Because of the way Mother Nature decided to slowly ramp up for the spring season, flood waters peaked at the end of April, which is appoximately two weeks later than normal. As a result of not having any big rain events, the flood levels remained stagnant for several weeks and are now starting to decrease. "We rode out this flood event pretty well. Nice, dry, weather conditions helped get and keep things in control," said Gilchrist.

According to Gilchrist, there are many puzzle pieces that come into play when determining how the Milk will flood, when it will peak and the impacts of the event. A big piece of puzzle is how the creeks flowing in and out of the Milk will behave.

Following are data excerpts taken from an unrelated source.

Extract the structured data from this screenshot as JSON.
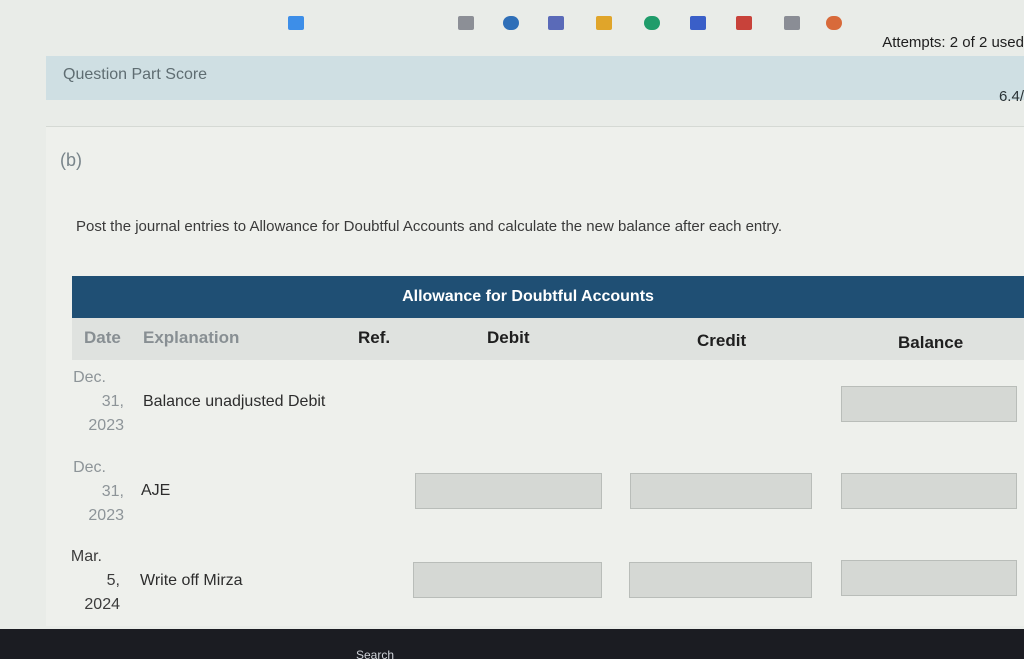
{
  "header": {
    "attempts": "Attempts: 2 of 2 used",
    "score_label": "Question Part Score",
    "score_value": "6.4/"
  },
  "part": {
    "label": "(b)",
    "instruction": "Post the journal entries to Allowance for Doubtful Accounts and calculate the new balance after each entry."
  },
  "ledger": {
    "title": "Allowance for Doubtful Accounts",
    "columns": {
      "date": "Date",
      "explanation": "Explanation",
      "ref": "Ref.",
      "debit": "Debit",
      "credit": "Credit",
      "balance": "Balance"
    },
    "rows": [
      {
        "month": "Dec.",
        "day": "31,",
        "year": "2023",
        "explanation": "Balance unadjusted Debit",
        "debit": "",
        "credit": "",
        "balance": ""
      },
      {
        "month": "Dec.",
        "day": "31,",
        "year": "2023",
        "explanation": "AJE",
        "debit": "",
        "credit": "",
        "balance": ""
      },
      {
        "month": "Mar.",
        "day": "5,",
        "year": "2024",
        "explanation": "Write off Mirza",
        "debit": "",
        "credit": "",
        "balance": ""
      }
    ]
  },
  "taskbar": {
    "search_label": "Search"
  },
  "colors": {
    "table_header": "#1f4f74",
    "score_bar": "#cfdfe3",
    "taskbar": "#1b1c22"
  }
}
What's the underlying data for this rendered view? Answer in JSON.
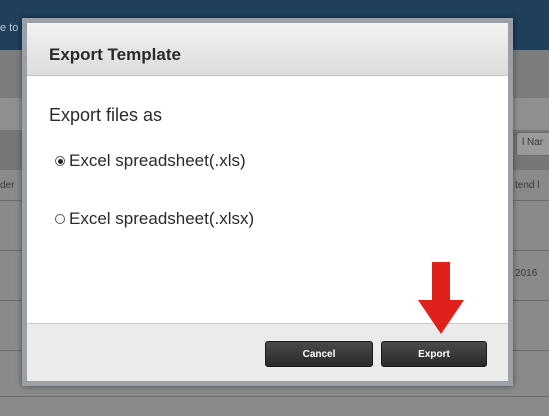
{
  "background": {
    "topbar_text": "e to",
    "left_fragment": "der",
    "right_fragment_1": "l Nar",
    "right_fragment_2": "tend l",
    "right_fragment_3": "2016"
  },
  "dialog": {
    "title": "Export Template",
    "prompt": "Export files as",
    "options": [
      {
        "label": "Excel spreadsheet(.xls)",
        "selected": true
      },
      {
        "label": "Excel spreadsheet(.xlsx)",
        "selected": false
      }
    ],
    "cancel_label": "Cancel",
    "export_label": "Export"
  },
  "annotation": {
    "arrow_color": "#e0201b",
    "arrow_icon": "down-arrow-icon"
  }
}
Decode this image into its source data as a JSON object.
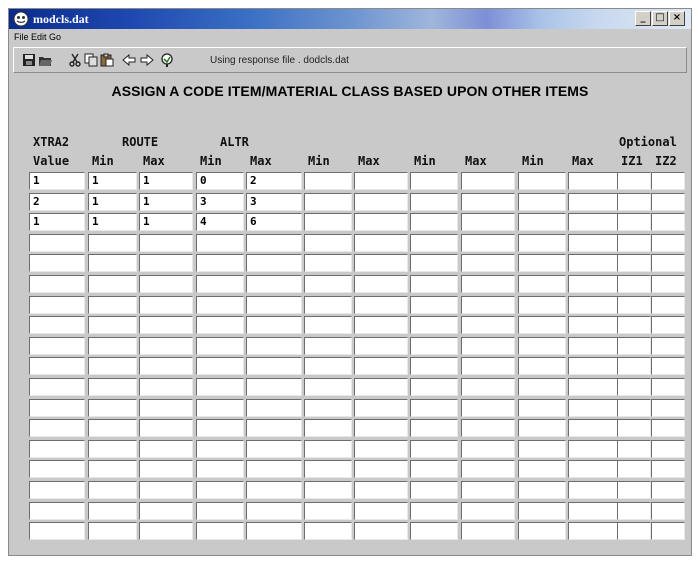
{
  "window": {
    "title": "modcls.dat"
  },
  "menu": [
    "File",
    "Edit",
    "Go"
  ],
  "toolbar": {
    "icons": [
      "save-icon",
      "open-icon",
      "cut-icon",
      "copy-icon",
      "paste-icon",
      "back-arrow-icon",
      "forward-arrow-icon",
      "run-icon"
    ],
    "status": "Using response file . dodcls.dat"
  },
  "heading": "ASSIGN A CODE ITEM/MATERIAL CLASS BASED UPON OTHER ITEMS",
  "headers": {
    "group_row": {
      "xtra2": "XTRA2",
      "route": "ROUTE",
      "altr": "ALTR",
      "optional": "Optional"
    },
    "sub_row": [
      "Value",
      "Min",
      "Max",
      "Min",
      "Max",
      "Min",
      "Max",
      "Min",
      "Max",
      "Min",
      "Max",
      "IZ1",
      "IZ2"
    ]
  },
  "grid": {
    "rows": [
      [
        "1",
        "1",
        "1",
        "0",
        "2",
        "",
        "",
        "",
        "",
        "",
        "",
        "",
        ""
      ],
      [
        "2",
        "1",
        "1",
        "3",
        "3",
        "",
        "",
        "",
        "",
        "",
        "",
        "",
        ""
      ],
      [
        "1",
        "1",
        "1",
        "4",
        "6",
        "",
        "",
        "",
        "",
        "",
        "",
        "",
        ""
      ],
      [
        "",
        "",
        "",
        "",
        "",
        "",
        "",
        "",
        "",
        "",
        "",
        "",
        ""
      ],
      [
        "",
        "",
        "",
        "",
        "",
        "",
        "",
        "",
        "",
        "",
        "",
        "",
        ""
      ],
      [
        "",
        "",
        "",
        "",
        "",
        "",
        "",
        "",
        "",
        "",
        "",
        "",
        ""
      ],
      [
        "",
        "",
        "",
        "",
        "",
        "",
        "",
        "",
        "",
        "",
        "",
        "",
        ""
      ],
      [
        "",
        "",
        "",
        "",
        "",
        "",
        "",
        "",
        "",
        "",
        "",
        "",
        ""
      ],
      [
        "",
        "",
        "",
        "",
        "",
        "",
        "",
        "",
        "",
        "",
        "",
        "",
        ""
      ],
      [
        "",
        "",
        "",
        "",
        "",
        "",
        "",
        "",
        "",
        "",
        "",
        "",
        ""
      ],
      [
        "",
        "",
        "",
        "",
        "",
        "",
        "",
        "",
        "",
        "",
        "",
        "",
        ""
      ],
      [
        "",
        "",
        "",
        "",
        "",
        "",
        "",
        "",
        "",
        "",
        "",
        "",
        ""
      ],
      [
        "",
        "",
        "",
        "",
        "",
        "",
        "",
        "",
        "",
        "",
        "",
        "",
        ""
      ],
      [
        "",
        "",
        "",
        "",
        "",
        "",
        "",
        "",
        "",
        "",
        "",
        "",
        ""
      ],
      [
        "",
        "",
        "",
        "",
        "",
        "",
        "",
        "",
        "",
        "",
        "",
        "",
        ""
      ],
      [
        "",
        "",
        "",
        "",
        "",
        "",
        "",
        "",
        "",
        "",
        "",
        "",
        ""
      ],
      [
        "",
        "",
        "",
        "",
        "",
        "",
        "",
        "",
        "",
        "",
        "",
        "",
        ""
      ],
      [
        "",
        "",
        "",
        "",
        "",
        "",
        "",
        "",
        "",
        "",
        "",
        "",
        ""
      ]
    ]
  }
}
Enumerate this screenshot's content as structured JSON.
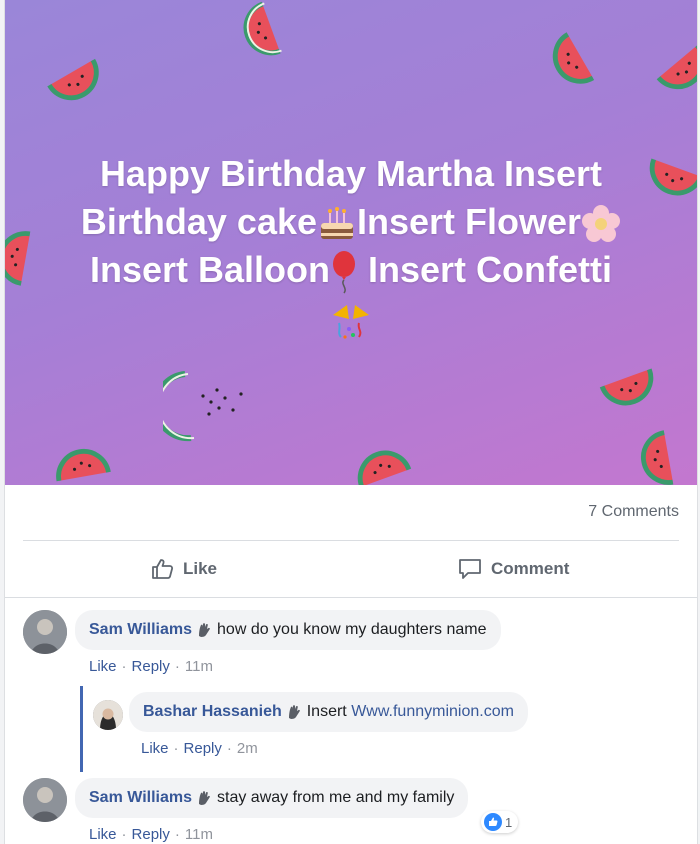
{
  "post": {
    "greeting_lines": [
      {
        "text": "Happy Birthday Martha Insert",
        "emoji": ""
      },
      {
        "text": "Birthday cake",
        "emoji": "cake",
        "after": "Insert Flower",
        "emoji2": "flower"
      },
      {
        "text": "Insert Balloon",
        "emoji": "balloon",
        "after": "Insert Confetti"
      }
    ],
    "line1": "Happy Birthday Martha Insert",
    "line2a": "Birthday cake",
    "line2b": "Insert Flower",
    "line3a": "Insert Balloon",
    "line3b": "Insert Confetti",
    "banner_colors": {
      "start": "#9a86d8",
      "end": "#c377cf"
    }
  },
  "stats": {
    "comments_count": "7 Comments"
  },
  "actions": {
    "like_label": "Like",
    "comment_label": "Comment"
  },
  "comments": [
    {
      "author": "Sam Williams",
      "text": "how do you know my daughters name",
      "like": "Like",
      "reply": "Reply",
      "time": "11m"
    },
    {
      "author": "Bashar Hassanieh",
      "text": "Insert",
      "link": "Www.funnyminion.com",
      "like": "Like",
      "reply": "Reply",
      "time": "2m"
    },
    {
      "author": "Sam Williams",
      "text": "stay away from me and my family",
      "like": "Like",
      "reply": "Reply",
      "time": "11m",
      "reaction_count": "1"
    }
  ],
  "colors": {
    "link": "#385898",
    "thread": "#4267b2",
    "bubble": "#f2f3f5"
  }
}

In this event, the creeks made the flood event unique, in the sense that they had already ran their course before the river creasted at 30.09 feet on April 29. Water ended up backing up from the Milk into the creeks,whereas in previous years all the creeks flowed into the river, contributing to the Milk rising.

This flood seems very mild compared to the flood event fresh in everyone's minds, 2011. That flood event was a record-breaking year in terms of how the Milk flooded. During that disaster, the river peaked twice, once in mid-April, as normal, and then again on June 8, at the record of 34 feet. According to Gilchrist, that flood was also different than normal, because Mother Nature decided to continue to bring rain events, with no end in sight at the time. These events made the flooding continue well past April, and there was literally nowhere else for all of the rain and snow melt to go but rise up as time went on.

As flood waters continue to decrease, a sigh of relief can be had as compartively, this year could have had a lot more significant impacts. According to Gilchrist, it's still possible to flood in June as there is usually greater preceiptation changes in May and June and the mountain snowpack is melting out around that time. The fall season could also bring flooding, like the area saw in 1986 and 2016.

Weather is unpredictable and even though our local meterologists have many different tools to predict what Mother Nature will bring, anything can truly happen.